Process
Discovery
To deepen our understanding of the problem, we first conducted 5 user interviews with experienced Mode Notebook users. The interview questions focused on participants’ general usage and preference with using data from the Notebook.
The analyzed findings confirmed some of our assumptions and reiterated on the user requests that we’d consistently got prior to this project. Our most important conclusions were:
3/5 participants often use the notebook to create data visualization.
3/5 participants have always wanted a no-code way to quickly generate visuals; they wish they were able to access Notebook data in the Mode visualization tool.
All participants prefer a workflow where dataframes are imported into the chart builder, as opposed to having a visualization interface within the Notebook.
Ideation
With the findings from our discovery stage, I started crafting the solution with low-fidelity wireframes. In this phase, we focused on the user flow from creating a dataframe in a notebook to making it available for visualization, since this is the key interaction of this entire process.

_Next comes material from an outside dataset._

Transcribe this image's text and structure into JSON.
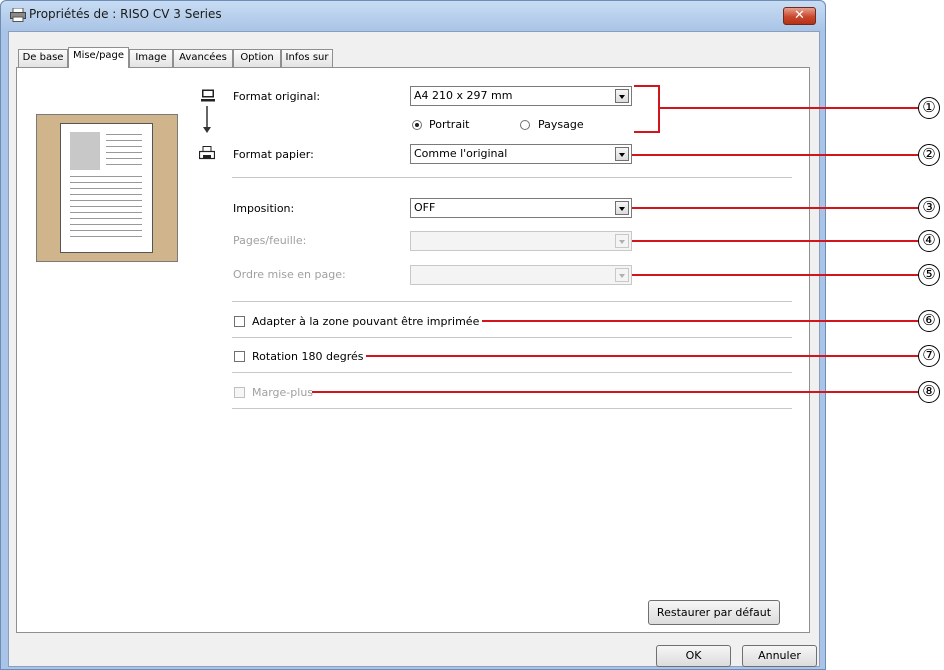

We considered the following approaches based on the different ways data is connected within the Mode ecosystem:
Early wireframes for different user flows (from top to bottom):
- Publishing a dataframe from the Notebook as a local dataset
- Exporting the dataframe as a local data connection to make it available in the SQL editor, and subsequently accessible in the chart builder
- Enabling native visualization from a dataframe within the Notebook
After discussion on usability and technicality, we eventually moved forward with the concept of exporting dataframes from the Notebook to make them available in the visualization builder. This is akin to concept 1 as described above, but the structure of the exported data will be kept as a dataframe, which allows for more efficient technical transition between the notebook and chart builder.
After we finalized the overall user flow, I started creating more polished mockups to add higher fidelity to details such as button labels, icons, and tooltips.
During this stage, we specifically had a lot of discussion on the language of the call-to-action button, i.e. the key interaction that makes the dataframe available in the chart builder. We wanted to ensure the label to stay consistent with Mode's product writing guidelines and terminology, while intuitively conveying the interaction.
We temporarily settled on “export,” as a placeholder, but this label required further discussion, as it could insinuate taking the data outside of the Mode product altogether.